I did a bunch of research on this at a few small business forums. Here is what I found.
Buy your domain name from company A.
Buy your hosting package from company B.
Reasoning behind this is that some of the companies that offer both at a package price have been known to hold your domain name hostage so-to-speak. If you decide to move to a new hosting service, they can apparently make it very difficult. Don't understand how, but I read enough posts on several forums to make it believable.
I got my domain name from GoDaddy. My hosting is with
this guy. He went through some growing pains this past year, and has set up his own server. I pay $53.88 per year for "unlimited" bandwidth and storage. The only real problem that i have with him is that tech. support is via email only.

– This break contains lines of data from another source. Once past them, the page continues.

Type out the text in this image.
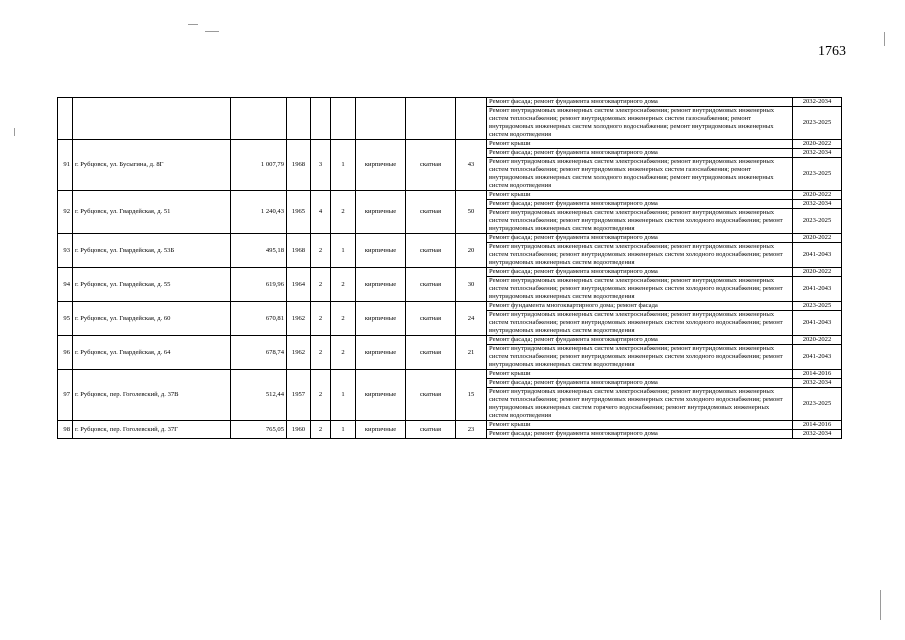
1763
									Ремонт фасада; ремонт фундамента многоквартирного дома	2032-2034
									Ремонт внутридомовых инженерных систем электроснабжения; ремонт внутридомовых инженерных систем теплоснабжения; ремонт внутридомовых инженерных систем газоснабжения; ремонт внутридомовых инженерных систем холодного водоснабжения; ремонт внутридомовых инженерных систем водоотведения	2023-2025
91	г. Рубцовск, ул. Бусыгина, д. 8Г	1 007,79	1968	3	1	кирпичные	скатная	43	Ремонт крыши	2020-2022
									Ремонт фасада; ремонт фундамента многоквартирного дома	2032-2034
									Ремонт внутридомовых инженерных систем электроснабжения; ремонт внутридомовых инженерных систем теплоснабжения; ремонт внутридомовых инженерных систем газоснабжения; ремонт внутридомовых инженерных систем холодного водоснабжения; ремонт внутридомовых инженерных систем водоотведения	2023-2025
92	г. Рубцовск, ул. Гвардейская, д. 51	1 240,43	1965	4	2	кирпичные	скатная	50	Ремонт крыши	2020-2022
									Ремонт фасада; ремонт фундамента многоквартирного дома	2032-2034
									Ремонт внутридомовых инженерных систем электроснабжения; ремонт внутридомовых инженерных систем теплоснабжения; ремонт внутридомовых инженерных систем холодного водоснабжения; ремонт внутридомовых инженерных систем водоотведения	2023-2025
93	г. Рубцовск, ул. Гвардейская, д. 53Б	495,18	1968	2	1	кирпичные	скатная	20	Ремонт фасада; ремонт фундамента многоквартирного дома	2020-2022
									Ремонт внутридомовых инженерных систем электроснабжения; ремонт внутридомовых инженерных систем теплоснабжения; ремонт внутридомовых инженерных систем холодного водоснабжения; ремонт внутридомовых инженерных систем водоотведения	2041-2043
94	г. Рубцовск, ул. Гвардейская, д. 55	619,96	1964	2	2	кирпичные	скатная	30	Ремонт фасада; ремонт фундамента многоквартирного дома	2020-2022
									Ремонт внутридомовых инженерных систем электроснабжения; ремонт внутридомовых инженерных систем теплоснабжения; ремонт внутридомовых инженерных систем холодного водоснабжения; ремонт внутридомовых инженерных систем водоотведения	2041-2043
95	г. Рубцовск, ул. Гвардейская, д. 60	670,81	1962	2	2	кирпичные	скатная	24	Ремонт фундамента многоквартирного дома; ремонт фасада	2023-2025
									Ремонт внутридомовых инженерных систем электроснабжения; ремонт внутридомовых инженерных систем теплоснабжения; ремонт внутридомовых инженерных систем холодного водоснабжения; ремонт внутридомовых инженерных систем водоотведения	2041-2043
96	г. Рубцовск, ул. Гвардейская, д. 64	678,74	1962	2	2	кирпичные	скатная	21	Ремонт фасада; ремонт фундамента многоквартирного дома	2020-2022
									Ремонт внутридомовых инженерных систем электроснабжения; ремонт внутридомовых инженерных систем теплоснабжения; ремонт внутридомовых инженерных систем холодного водоснабжения; ремонт внутридомовых инженерных систем водоотведения	2041-2043
97	г. Рубцовск, пер. Гоголевский, д. 37В	512,44	1957	2	1	кирпичные	скатная	15	Ремонт крыши	2014-2016
									Ремонт фасада; ремонт фундамента многоквартирного дома	2032-2034
									Ремонт внутридомовых инженерных систем электроснабжения; ремонт внутридомовых инженерных систем теплоснабжения; ремонт внутридомовых инженерных систем холодного водоснабжения; ремонт внутридомовых инженерных систем горячего водоснабжения; ремонт внутридомовых инженерных систем водоотведения	2023-2025
98	г. Рубцовск, пер. Гоголевский, д. 37Г	765,05	1960	2	1	кирпичные	скатная	23	Ремонт крыши	2014-2016
									Ремонт фасада; ремонт фундамента многоквартирного дома	2032-2034
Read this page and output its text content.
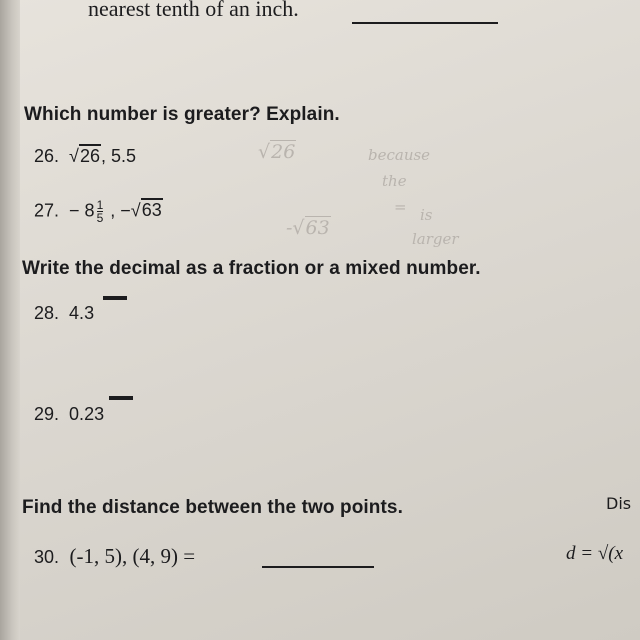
nearest tenth of an inch.
Which number is greater? Explain.
26. √26, 5.5
27. − $8 \frac{1}{5}$ , −√63
√26	because
the
-√63
= is
larger
Write the decimal as a fraction or a mixed number.
28. 4.3
29. 0.23
Find the distance between the two points.	Dis
30. (-1, 5), (4, 9) =	d = √(x
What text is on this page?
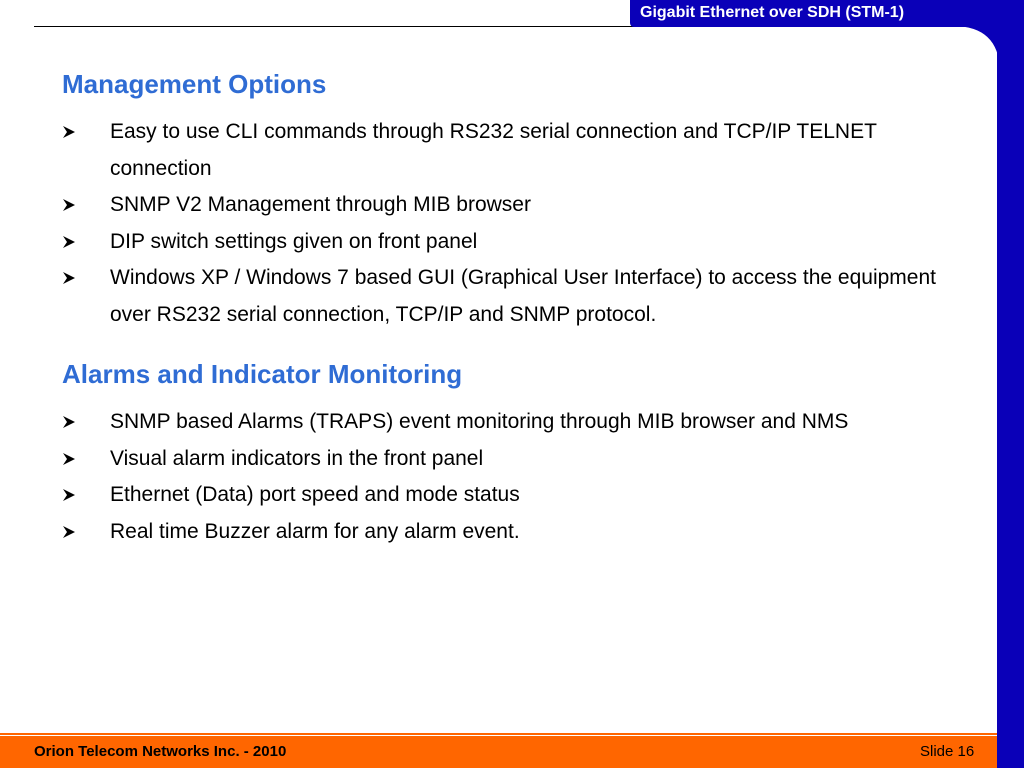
Gigabit Ethernet over SDH (STM-1)
Management Options
Easy to use CLI commands through RS232 serial connection and TCP/IP TELNET connection
SNMP V2 Management through MIB browser
DIP switch settings given on front panel
Windows XP / Windows 7 based GUI (Graphical User Interface) to access the equipment over RS232 serial connection, TCP/IP and SNMP protocol.
Alarms and Indicator Monitoring
SNMP based Alarms (TRAPS) event monitoring through MIB browser and NMS
Visual alarm indicators in the front panel
Ethernet (Data) port speed and mode status
Real time Buzzer alarm for any alarm event.
Orion Telecom Networks Inc. - 2010	Slide 16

It has only been an issue for me once or twice, but when your site is down and you rely on it for business it's frustrating. Hasn't been a problem since he got his own servers.
As for building a site, there are many options. You can buy a template and use it or modify it. There are also free templates available with most of the hosting packages. Lastly you could build your own. There are many many tools for that. Several are listed above. I built my first site with MS Frontpage. I built my second and current site with Mozilla Seamonkey. Seamonkey is a free WYSIWIG (what you see is what you get) editor, that you can get
here. It's certainly not as powerful as some of the other WYSIWIG's but then again, it is free.
Last, but not least you could teach yourself about a dozen programming languages and build a site from code only. WYSIWIG editors are nice but they add an awfull lot of extraneous code. I opened one of my simple hand coded pages in MS Word (another editor option) and it went from 76 lines of code to 1256 lines of code. All the extra code isn't much of an issue until you need to debug something.
Good luck with it. No matter which route you decide on, the learning curve will be vertical for a while.